Tali pusat puput dari pusat melalui proses gangrene kering. Terjadi perembesan
sel darah putih pada saat proses pelepasan tali pusat sehingga sejumlah cairan
kental akan mengumpul pada pangkalnya, tampak sedikit lembab dan lengket.
Dalam beberapa hari ke minggu, tunggul tersebut akan mengelupas dan
meninggalkan luka granulasi kecil, yang setelah proses penyembuhan
membentuk umbilicus. Tali pusat mengering lebih cepat dan lebih mudah
terpisah ketika terkena udara. Dengan demikian, penutupan tali pusat tidak.
Hal ini sesuai dengan hasil penelitian pada tabel 4.3 nampak bahwa pada metode
perawatan tali pusat terbuka terdapat 1 (5%) bayi yang tali pusatnya lepas >7
hari. Sementara itu, pada metode perawatan tali pusat tertutup terdapat 6 (30%)
bayi yang tali pusatnya lepas >7 hari. Didukung dengan hasil uji statistik mann
whitney didapatkan hasil ρvalue 0,022 menunjukkan bahwa terdapat perbedaan
bermakna lama lepas tali pusat antara perawatan tali pusat terbuka dengan
perawatan tali pusat tertutup.
Sejalan dengan penelitian Martini (2012) menemukan rerata waktu pelepasan tali
pusat pada bayi yang mendapatkan perawatan dengan menggunakan kassa kering
steril adalah 7,1 hari, hal ini lebih cepat jika dibandingkan dengan perawatan
menggunakan kompres kassa alkohol yakni 8,8 hari. Menurut Penny (2007)
dalam Martini (2012) menyatakan bahwa tali pusat lepas sehari lebih cepat pada
kelompok dimana tali pusat dibiarkan mengering secara alami. Tali pusat yang
dirawat dengan dibiarkan terbuka (tidak dibungkus) sesuai anjuran Kemenkes
(2011) akan lebih cepat kering dan puput sehingga meminimalisir risiko
terjadinya infeksi dan Tetanus neonatorum. Tali pusat yang terbuka akan banyak
terpapar dengan udara luar sehingga air dan Wharton,s jelly yang terdapat di
dalam tali pusat akan lebih cepat menguap.
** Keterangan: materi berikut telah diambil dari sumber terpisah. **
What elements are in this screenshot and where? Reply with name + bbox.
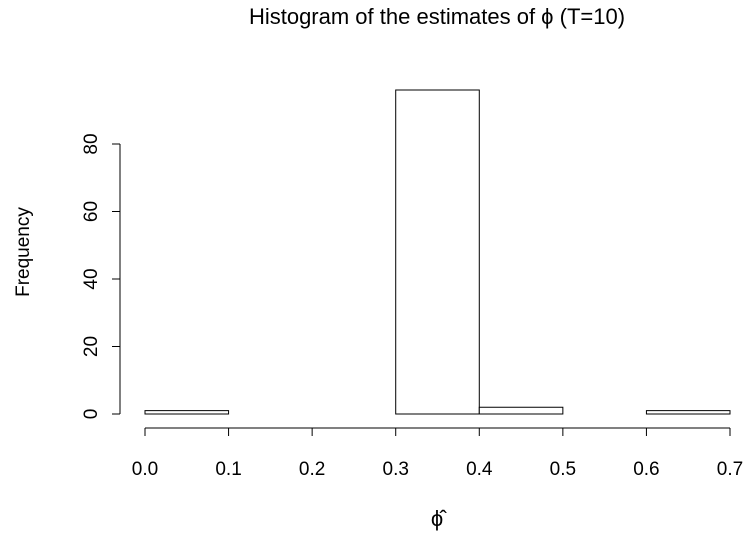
x-tick-label: 0.5 [550, 459, 576, 480]
x-tick-label: 0.0 [132, 459, 158, 480]
bar [478, 406, 564, 415]
y-tick-label: 80 [81, 133, 102, 154]
y-axis-label: Frequency [13, 207, 34, 297]
x-tick-label: 0.6 [633, 459, 659, 480]
x-tick-label: 0.1 [215, 459, 241, 480]
bar [395, 89, 480, 415]
bar [144, 410, 230, 415]
x-tick-label: 0.2 [299, 459, 325, 480]
y-tick-label: 0 [81, 409, 102, 420]
x-axis-label: ϕ̂ [431, 506, 447, 531]
y-tick-label: 40 [81, 268, 102, 289]
x-tick-label: 0.7 [717, 459, 743, 480]
y-tick-label: 20 [81, 336, 102, 357]
y-tick-label: 60 [81, 201, 102, 222]
x-tick-label: 0.4 [466, 459, 493, 480]
bar [645, 410, 731, 415]
x-tick-label: 0.3 [383, 459, 409, 480]
chart-title: Histogram of the estimates of ϕ (T=10) [249, 4, 625, 29]
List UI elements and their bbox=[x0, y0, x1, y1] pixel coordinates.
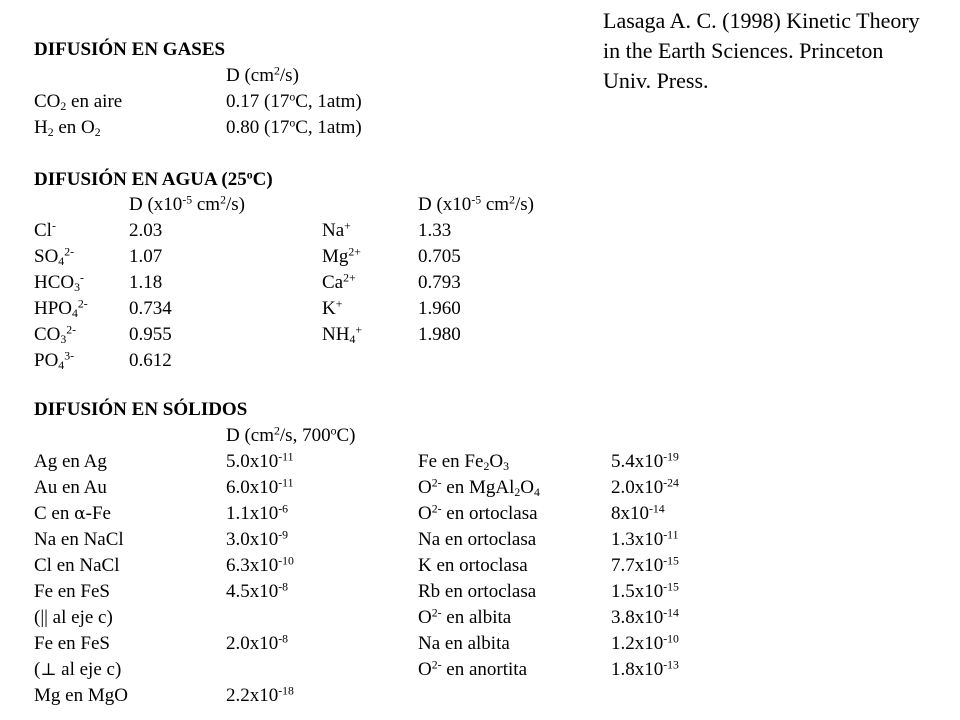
anion-label: Cl- bbox=[34, 219, 56, 241]
gas-diffusion-value: 0.17 (17oC, 1atm) bbox=[226, 90, 362, 112]
gas-species: H2 en O2 bbox=[34, 117, 101, 139]
cation-label: Na+ bbox=[322, 219, 351, 241]
cation-label: NH4+ bbox=[322, 323, 362, 346]
solid-diffusion-value: 2.0x10-8 bbox=[226, 632, 289, 654]
solid-species: Fe en Fe2O3 bbox=[418, 451, 509, 473]
anion-diffusion-value: 0.955 bbox=[129, 324, 172, 345]
anion-label: SO42- bbox=[34, 245, 74, 268]
cation-label: Ca2+ bbox=[322, 271, 356, 293]
water-unit-header-right: D (x10-5 cm2/s) bbox=[418, 193, 534, 215]
solid-diffusion-value: 6.3x10-10 bbox=[226, 554, 294, 576]
solid-species: Na en ortoclasa bbox=[418, 529, 537, 550]
cation-label: K+ bbox=[322, 297, 343, 319]
solid-species: O2- en albita bbox=[418, 606, 512, 628]
solid-diffusion-value: 1.1x10-6 bbox=[226, 502, 289, 524]
solid-species: Ag en Ag bbox=[34, 451, 107, 472]
reference-line: Lasaga A. C. (1998) Kinetic Theory bbox=[603, 8, 920, 33]
solid-diffusion-value: 3.8x10-14 bbox=[611, 606, 679, 628]
cation-diffusion-value: 1.33 bbox=[418, 220, 452, 241]
solids-heading: DIFUSIÓN EN SÓLIDOS bbox=[34, 399, 248, 420]
solid-species: Au en Au bbox=[34, 477, 107, 498]
anion-diffusion-value: 0.734 bbox=[129, 298, 172, 319]
reference-line: in the Earth Sciences. Princeton bbox=[603, 38, 884, 63]
anion-diffusion-value: 1.07 bbox=[129, 246, 163, 267]
water-heading: DIFUSIÓN EN AGUA (25oC) bbox=[34, 168, 273, 190]
solid-species: C en α-Fe bbox=[34, 503, 111, 524]
solid-species: O2- en ortoclasa bbox=[418, 502, 538, 524]
solid-species: Mg en MgO bbox=[34, 685, 128, 706]
solid-species: O2- en anortita bbox=[418, 658, 528, 680]
solid-species: (|| al eje c) bbox=[34, 607, 113, 628]
solid-species: O2- en MgAl2O4 bbox=[418, 476, 540, 499]
reference-citation: Lasaga A. C. (1998) Kinetic Theory in th… bbox=[603, 6, 920, 96]
cation-diffusion-value: 0.793 bbox=[418, 272, 461, 293]
gas-species: CO2 en aire bbox=[34, 91, 123, 113]
solid-diffusion-value: 1.3x10-11 bbox=[611, 528, 679, 550]
solid-species: K en ortoclasa bbox=[418, 555, 528, 576]
anion-label: HCO3- bbox=[34, 271, 84, 294]
solid-diffusion-value: 2.2x10-18 bbox=[226, 684, 294, 706]
solids-unit-header: D (cm2/s, 700oC) bbox=[226, 424, 356, 446]
solid-diffusion-value: 2.0x10-24 bbox=[611, 476, 679, 498]
solid-diffusion-value: 3.0x10-9 bbox=[226, 528, 289, 550]
anion-diffusion-value: 1.18 bbox=[129, 272, 163, 293]
gases-unit-header: D (cm2/s) bbox=[226, 64, 299, 86]
gas-diffusion-value: 0.80 (17oC, 1atm) bbox=[226, 116, 362, 138]
solid-species: Na en NaCl bbox=[34, 529, 124, 550]
anion-label: HPO42- bbox=[34, 297, 88, 320]
cation-label: Mg2+ bbox=[322, 245, 361, 267]
cation-diffusion-value: 1.980 bbox=[418, 324, 461, 345]
cation-diffusion-value: 1.960 bbox=[418, 298, 461, 319]
solid-diffusion-value: 6.0x10-11 bbox=[226, 476, 294, 498]
water-unit-header-left: D (x10-5 cm2/s) bbox=[129, 193, 245, 215]
solid-diffusion-value: 1.2x10-10 bbox=[611, 632, 679, 654]
solid-diffusion-value: 5.0x10-11 bbox=[226, 450, 294, 472]
anion-diffusion-value: 0.612 bbox=[129, 350, 172, 371]
solid-species: Na en albita bbox=[418, 633, 510, 654]
solid-diffusion-value: 8x10-14 bbox=[611, 502, 665, 524]
solid-diffusion-value: 4.5x10-8 bbox=[226, 580, 289, 602]
solid-species: Fe en FeS bbox=[34, 581, 110, 602]
reference-line: Univ. Press. bbox=[603, 68, 709, 93]
solid-diffusion-value: 5.4x10-19 bbox=[611, 450, 679, 472]
anion-diffusion-value: 2.03 bbox=[129, 220, 163, 241]
solid-species: (⊥ al eje c) bbox=[34, 659, 122, 680]
anion-label: CO32- bbox=[34, 323, 77, 346]
solid-species: Rb en ortoclasa bbox=[418, 581, 537, 602]
gases-heading: DIFUSIÓN EN GASES bbox=[34, 39, 226, 60]
anion-label: PO43- bbox=[34, 349, 74, 372]
cation-diffusion-value: 0.705 bbox=[418, 246, 461, 267]
solid-diffusion-value: 1.5x10-15 bbox=[611, 580, 679, 602]
solid-species: Cl en NaCl bbox=[34, 555, 120, 576]
solid-species: Fe en FeS bbox=[34, 633, 110, 654]
solid-diffusion-value: 7.7x10-15 bbox=[611, 554, 679, 576]
solid-diffusion-value: 1.8x10-13 bbox=[611, 658, 679, 680]
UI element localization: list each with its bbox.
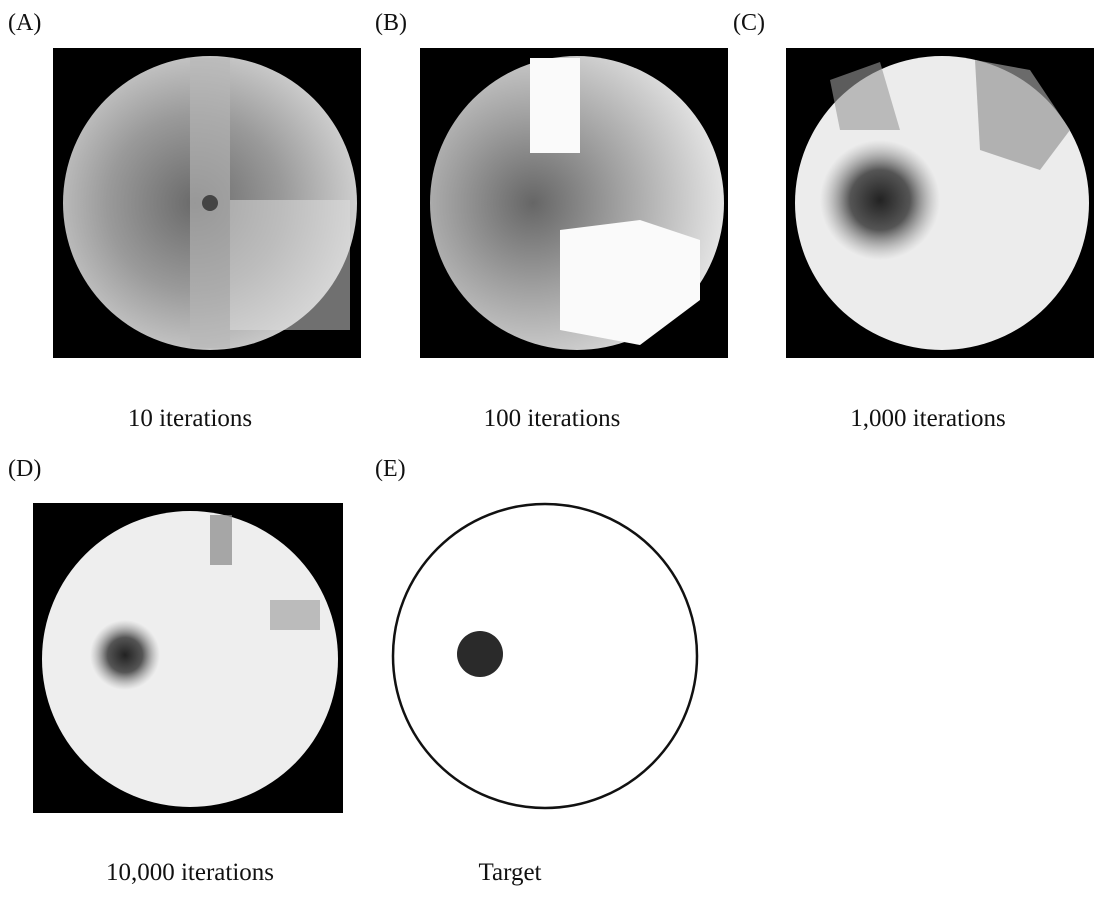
panel-label: (B) xyxy=(375,10,407,36)
caption: 10,000 iterations xyxy=(106,859,274,886)
target-inclusion xyxy=(457,631,503,677)
caption: 1,000 iterations xyxy=(850,405,1006,432)
panel-label: (E) xyxy=(375,456,406,482)
hotspot xyxy=(820,140,940,260)
texture xyxy=(210,515,232,565)
panel-label: (D) xyxy=(8,456,41,482)
panel-e: (E) Target xyxy=(375,456,697,886)
caption: Target xyxy=(478,859,541,886)
panel-label: (A) xyxy=(8,10,41,36)
panel-c: (C) 1,000 iterations xyxy=(733,10,1094,432)
panel-b: (B) 100 iterations xyxy=(375,10,728,432)
figure: (A) 10 iterations (B) 100 iterations (C)… xyxy=(0,0,1094,892)
panel-label: (C) xyxy=(733,10,765,36)
panel-a: (A) 10 iterations xyxy=(8,10,361,432)
target-boundary xyxy=(393,504,697,808)
texture xyxy=(270,600,320,630)
caption: 100 iterations xyxy=(484,405,621,432)
caption: 10 iterations xyxy=(128,405,252,432)
center-spot xyxy=(202,195,218,211)
hotspot xyxy=(90,620,160,690)
panel-d: (D) 10,000 iterations xyxy=(8,456,343,886)
texture xyxy=(230,200,350,330)
texture xyxy=(530,58,580,153)
reconstruction xyxy=(42,511,338,807)
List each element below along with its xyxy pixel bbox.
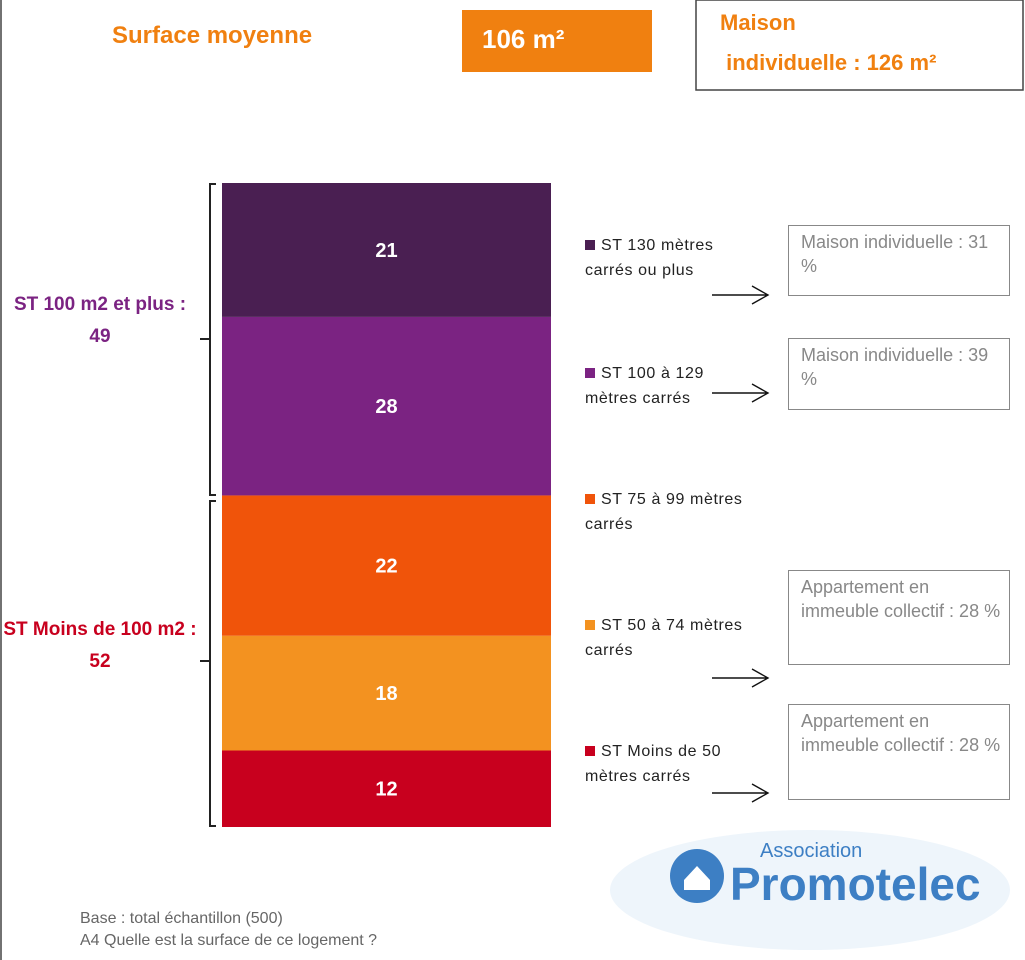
legend-swatch (585, 368, 595, 378)
group-value: 52 (89, 651, 111, 672)
house-box (695, 0, 1024, 91)
bar-segment (222, 635, 551, 751)
callout-text: Appartement en immeuble collectif : 28 % (801, 711, 1001, 755)
callout: Maison individuelle : 31 % (788, 225, 1010, 296)
group-name: ST Moins de 100 m2 : (3, 619, 197, 640)
footer-base: Base : total échantillon (500) (80, 910, 283, 927)
legend-item: ST Moins de 50 mètres carrés (585, 739, 745, 789)
group-value: 49 (89, 326, 111, 347)
legend-swatch (585, 746, 595, 756)
logo: Association Promotelec (610, 830, 1010, 950)
logo-small: Association (760, 840, 862, 862)
average-box (462, 10, 652, 72)
value-label: 18 (375, 683, 397, 705)
legend-item: ST 50 à 74 mètres carrés (585, 613, 780, 663)
callout-text: Maison individuelle : 39 % (801, 345, 989, 389)
legend-label: ST Moins de 50 mètres carrés (585, 743, 722, 785)
header-average: 106 m² (482, 24, 565, 54)
value-label: 28 (375, 396, 397, 418)
callout-text: Appartement en immeuble collectif : 28 % (801, 577, 1001, 621)
house-line2: individuelle : 126 m² (720, 50, 937, 75)
bar-segment (222, 183, 551, 317)
brackets (200, 183, 216, 827)
legend-item: ST 130 mètres carrés ou plus (585, 233, 735, 283)
header-label: Surface moyenne (112, 22, 313, 49)
footer-question: A4 Quelle est la surface de ce logement … (80, 932, 378, 949)
bar-segment (222, 750, 551, 827)
house-line1: Maison (720, 10, 796, 35)
value-label: 21 (375, 240, 397, 262)
group-label: ST 100 m2 et plus : 49 (0, 289, 200, 353)
group-label: ST Moins de 100 m2 : 52 (0, 614, 200, 678)
legend-label: ST 75 à 99 mètres carrés (585, 491, 743, 533)
legend-swatch (585, 620, 595, 630)
bar-segment (222, 316, 551, 496)
callout-text: Maison individuelle : 31 % (801, 232, 989, 276)
legend-swatch (585, 494, 595, 504)
callout: Appartement en immeuble collectif : 28 % (788, 570, 1010, 665)
logo-big: Promotelec (730, 858, 981, 910)
arrows (712, 285, 770, 803)
legend-label: ST 130 mètres carrés ou plus (585, 237, 714, 279)
value-label: 12 (375, 779, 397, 801)
legend-label: ST 50 à 74 mètres carrés (585, 617, 743, 659)
group-name: ST 100 m2 et plus : (13, 294, 187, 315)
legend-label: ST 100 à 129 mètres carrés (585, 365, 704, 407)
bar-segment (222, 495, 551, 636)
callout: Maison individuelle : 39 % (788, 338, 1010, 410)
legend-item: ST 75 à 99 mètres carrés (585, 487, 765, 537)
callout: Appartement en immeuble collectif : 28 % (788, 704, 1010, 800)
legend-item: ST 100 à 129 mètres carrés (585, 361, 725, 411)
value-label: 22 (375, 556, 397, 578)
legend-swatch (585, 240, 595, 250)
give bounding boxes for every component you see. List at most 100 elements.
Hal ini dapat mempercepat proses
pengeringan (gangrene) tali pusat sehingga cepat puput. Sebagaimana diketahui,
bahwa tali pusat yang masih menempel pada pusar bayi merupakan satu-satunya
pintu masuk spora kuman Clostridium tetani ke dalam tubuh bayi. Dengan
mempercepat proses pelepasan tali pusat, maka meminimalisir risiko bayi terkena
tetanus neonatorum.
Perawatan tali pusat yang baik dan benar akan menimbulkan dampak yang
positif yaitu tali pusat akan puput pada hari ke-5 dan ke-7 tanpa ada
komplikasi. Perawatan tali pusat yang tidak baik menyebabkan tali pusat
menjadi lama lepas. Risiko bila tali pusat lama lepas adalah terjadinya infeksi
tali pusat dan Tetanus Neonatorum. Spora kuman Clostridium tetani masuk
ke dalam tubuh bayi melalui tali pusat yang dapat terjadi pada saat
pemotongan tali pusat ketika bayi lahir maupun pada saat perawatannya
sebelum puput (terlepasnya tali pusat).
Cara perawatan tali pusat dan puntung tali pusat pada masa segera setelah
persalinan berbeda-beda, bergantung pada faktor sosial, budaya, dan geografis.
Kebersihan tali pusat sangat penting. Mencuci tangan perlu dilakukan sebelum
dan setelah merawat tali pusat. Tidak ada perawatan tali pusat khusus yang harus
dilakukan, meskipun banyak variasi cara yang dilakukan untuk mempermudah
pemisahan lebih awal. Namun, harus diperhatikan penggunaan topikal dapat
mengganggu proses normal kolonisasi dan memperlambat pemisahan tali pusat.
Membersihkan dengan air biasa dan menjaga tali pusat tetap kering terbukti
mempercepat pemisahan. Disarankan untuk memastikan tali pusat tidak tertutup
popok karena dapat terkontaminasi oleh urine dan feses.